En el artículo publicado por el investigador del IAC (España), Socas, propone un nuevo tecnomarcador, con la peculiaridad de que sería producido por tecnología que ya se poseen en la actualidad en la Tierra. Existe una región del espacio muy interesante alrededor de un planeta llamada el "cinturón de Clarke", en homenaje al escritor e inventor Arthur C. Clarke, quien publicó en 1945 un artículo sobre el uso de órbitas geoestacionarias para telecomunicaciones. En dicho cinturón orbitan los satélites geoestacionarios, que se utilizan para un gran número de aplicaciones prácticas.
El astrofísico canario Héctor Socas-Navarro propone encontrar vida extraterrestre poniendo el énfasis en la búsqueda de satélites geoestacionarios o basura espacial en otros planetas que nos sirvan como indicadores de la presencia de civilizaciones moderadamente avanzadas en otra zona del espacio.
Para conseguirlo, considera indispensable estudiar con detenimiento el Cinturón Exterior de Clarke, que es la región del espacio, a unos 35.786 km sobre el nivel del mar, donde se pueden conseguir órbitas geoestacionarias (en las cuales un satélite parece estático respecto a un punto fijo de la Tierra en rotación).

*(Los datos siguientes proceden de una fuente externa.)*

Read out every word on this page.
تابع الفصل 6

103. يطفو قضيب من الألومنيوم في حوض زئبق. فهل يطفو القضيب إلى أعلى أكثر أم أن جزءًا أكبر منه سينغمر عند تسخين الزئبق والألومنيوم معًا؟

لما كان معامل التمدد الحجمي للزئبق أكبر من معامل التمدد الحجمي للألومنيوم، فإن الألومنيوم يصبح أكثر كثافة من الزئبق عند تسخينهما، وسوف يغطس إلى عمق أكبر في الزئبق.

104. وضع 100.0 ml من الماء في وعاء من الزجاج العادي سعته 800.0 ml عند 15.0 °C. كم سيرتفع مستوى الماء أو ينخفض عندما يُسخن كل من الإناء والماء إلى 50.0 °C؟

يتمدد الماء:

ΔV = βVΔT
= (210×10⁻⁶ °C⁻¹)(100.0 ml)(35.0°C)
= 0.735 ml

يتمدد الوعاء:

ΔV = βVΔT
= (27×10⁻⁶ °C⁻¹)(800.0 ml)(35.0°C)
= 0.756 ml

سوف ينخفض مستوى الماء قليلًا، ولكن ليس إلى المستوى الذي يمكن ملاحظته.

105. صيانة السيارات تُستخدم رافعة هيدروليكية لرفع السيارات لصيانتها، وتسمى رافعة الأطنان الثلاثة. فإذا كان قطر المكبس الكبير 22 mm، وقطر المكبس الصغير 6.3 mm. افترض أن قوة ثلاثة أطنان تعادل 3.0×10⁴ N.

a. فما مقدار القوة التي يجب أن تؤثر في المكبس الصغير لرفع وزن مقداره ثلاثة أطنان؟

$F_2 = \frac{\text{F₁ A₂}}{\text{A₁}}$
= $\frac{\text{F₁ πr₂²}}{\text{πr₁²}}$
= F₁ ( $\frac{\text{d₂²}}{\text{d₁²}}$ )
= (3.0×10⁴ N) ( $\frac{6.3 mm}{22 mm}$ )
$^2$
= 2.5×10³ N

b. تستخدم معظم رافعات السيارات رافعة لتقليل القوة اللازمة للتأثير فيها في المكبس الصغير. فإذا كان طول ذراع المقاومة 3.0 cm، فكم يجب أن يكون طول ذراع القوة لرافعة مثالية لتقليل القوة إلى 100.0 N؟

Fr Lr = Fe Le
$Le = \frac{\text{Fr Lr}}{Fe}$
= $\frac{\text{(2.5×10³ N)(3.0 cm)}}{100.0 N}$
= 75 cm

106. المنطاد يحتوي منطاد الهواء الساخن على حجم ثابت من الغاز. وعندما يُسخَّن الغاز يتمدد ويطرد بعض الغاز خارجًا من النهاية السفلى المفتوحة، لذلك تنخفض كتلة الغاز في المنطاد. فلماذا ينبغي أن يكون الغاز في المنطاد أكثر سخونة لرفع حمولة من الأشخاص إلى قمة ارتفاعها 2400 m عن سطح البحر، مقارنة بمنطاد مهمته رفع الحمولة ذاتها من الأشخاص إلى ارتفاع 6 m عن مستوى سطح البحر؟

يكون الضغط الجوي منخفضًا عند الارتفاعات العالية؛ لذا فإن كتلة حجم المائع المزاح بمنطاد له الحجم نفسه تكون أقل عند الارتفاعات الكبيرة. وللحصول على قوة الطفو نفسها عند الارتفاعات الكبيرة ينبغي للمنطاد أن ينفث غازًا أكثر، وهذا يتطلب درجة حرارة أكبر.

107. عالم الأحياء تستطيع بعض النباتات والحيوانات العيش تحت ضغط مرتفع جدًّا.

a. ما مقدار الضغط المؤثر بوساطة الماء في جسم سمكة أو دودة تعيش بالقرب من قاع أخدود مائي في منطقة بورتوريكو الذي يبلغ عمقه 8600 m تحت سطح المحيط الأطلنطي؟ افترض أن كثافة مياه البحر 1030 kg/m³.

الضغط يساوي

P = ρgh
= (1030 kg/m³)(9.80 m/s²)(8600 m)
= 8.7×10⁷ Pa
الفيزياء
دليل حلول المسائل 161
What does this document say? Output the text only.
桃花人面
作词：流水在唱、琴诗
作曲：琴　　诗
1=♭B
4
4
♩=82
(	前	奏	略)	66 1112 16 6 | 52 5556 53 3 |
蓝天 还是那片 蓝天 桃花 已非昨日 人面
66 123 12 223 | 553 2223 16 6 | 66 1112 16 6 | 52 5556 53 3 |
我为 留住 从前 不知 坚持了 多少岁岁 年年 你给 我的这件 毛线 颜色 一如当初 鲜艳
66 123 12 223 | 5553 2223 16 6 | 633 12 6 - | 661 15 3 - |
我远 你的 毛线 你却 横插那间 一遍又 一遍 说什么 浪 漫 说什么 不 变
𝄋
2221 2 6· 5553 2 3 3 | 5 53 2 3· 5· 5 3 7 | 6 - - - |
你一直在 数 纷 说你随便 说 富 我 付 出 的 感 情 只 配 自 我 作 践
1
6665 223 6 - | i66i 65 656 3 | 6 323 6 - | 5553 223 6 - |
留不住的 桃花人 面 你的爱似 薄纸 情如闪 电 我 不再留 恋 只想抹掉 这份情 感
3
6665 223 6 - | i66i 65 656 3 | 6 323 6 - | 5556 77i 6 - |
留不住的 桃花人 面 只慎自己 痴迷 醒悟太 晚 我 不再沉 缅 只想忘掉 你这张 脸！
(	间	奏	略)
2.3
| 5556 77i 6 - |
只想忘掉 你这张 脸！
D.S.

La idea es dar con posibles firmas fotométricas que puedan dejar una marca notable en la curva de luz de la estrella principal y que ayuden a nuestros telescopios a identificar posibles restos extraterrestres orbitando alrededor de otros planetas.

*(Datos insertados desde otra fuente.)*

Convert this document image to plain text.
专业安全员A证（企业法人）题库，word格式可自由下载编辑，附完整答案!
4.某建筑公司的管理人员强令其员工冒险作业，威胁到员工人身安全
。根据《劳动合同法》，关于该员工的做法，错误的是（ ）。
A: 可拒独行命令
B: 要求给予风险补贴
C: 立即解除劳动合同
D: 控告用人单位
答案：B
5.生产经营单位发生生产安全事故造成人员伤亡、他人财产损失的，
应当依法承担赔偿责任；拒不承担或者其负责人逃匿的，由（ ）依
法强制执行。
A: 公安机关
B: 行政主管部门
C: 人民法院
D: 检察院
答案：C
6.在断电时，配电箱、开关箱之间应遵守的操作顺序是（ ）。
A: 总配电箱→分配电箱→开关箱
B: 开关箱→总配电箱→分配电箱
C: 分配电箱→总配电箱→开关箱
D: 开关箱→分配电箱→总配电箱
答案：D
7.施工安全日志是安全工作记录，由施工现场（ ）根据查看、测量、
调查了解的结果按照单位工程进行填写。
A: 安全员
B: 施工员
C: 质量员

Además, en el artículo publicado en
The Astrophysical Journal, se detalla cómo podría distinguirse mediante observaciones entre estos cinturones artificiales y anillos naturales.
De esta manera, los proyectos y misiones espaciales existentes en la actualidad para descubrir exoplanetas y sus lunas o anillos servirían también para detectar este marcador. "Es una búsqueda que nos sale gratis", confiesa Héctor Socas. Y agrega: "Simplemente tenemos que mantener los ojos abiertos, por si acaso detectamos estas huellas en los datos".

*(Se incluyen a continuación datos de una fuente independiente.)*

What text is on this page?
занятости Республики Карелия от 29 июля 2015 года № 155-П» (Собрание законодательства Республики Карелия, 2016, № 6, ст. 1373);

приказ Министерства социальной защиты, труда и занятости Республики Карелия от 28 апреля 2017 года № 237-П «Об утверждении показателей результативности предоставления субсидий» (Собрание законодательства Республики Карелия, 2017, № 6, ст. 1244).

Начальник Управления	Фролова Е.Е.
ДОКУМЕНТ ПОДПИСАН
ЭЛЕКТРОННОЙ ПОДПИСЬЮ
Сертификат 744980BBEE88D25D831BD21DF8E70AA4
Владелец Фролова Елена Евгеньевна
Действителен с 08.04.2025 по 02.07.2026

El cinturón de Clarke de la humanidad (satélites geoestacionarios y geosíncronos) está demasiado despoblado como para ser detectable a distancias interestelares, al menos con la capacidad de observación actual que poseen los seres humanos. Aproximadamente 2/3 de los satélites que existen se encuentran en la región llamada "órbita baja", que alberga los 1ros cientos de kilómetros de altura y es donde la basura espacial resulta un problema importante. De continuar este ritmo, en el año 2200 nuestro cinturón de Clarke sería detectable desde otras estrellas.
Aunque podría acelerarse si se abarata el acceso a esta órbita. O también se podría ralentiza si el avance tecnológico dictara otras necesidades. En cualquier caso, existe un debate abierto sobre si la humanidad debería enviar activamente mensajes al espacio o si, por el contrario, debería escuchar discretamente sin revelar su presencia. "En este contexto, el aumento exponencial de nuestra población de satélites puede acabar convirtiéndose en una señal que nos delate, queramos o no. Es un elemento a tener en cuenta en este debate", afirma Socas.
Ante la pregunta si se descubrirá algún día un exocinturón de Clarke y, por tanto, una civilización extraterrestre, el investigador indica: “Parece poco probable, pero no cuesta nada mirar. Es como si alguien te hubiera regalado un billete de lotería. Sabes que lo más probable es que no te haya tocado pero, ya que lo tienes, lo compruebas por si acaso".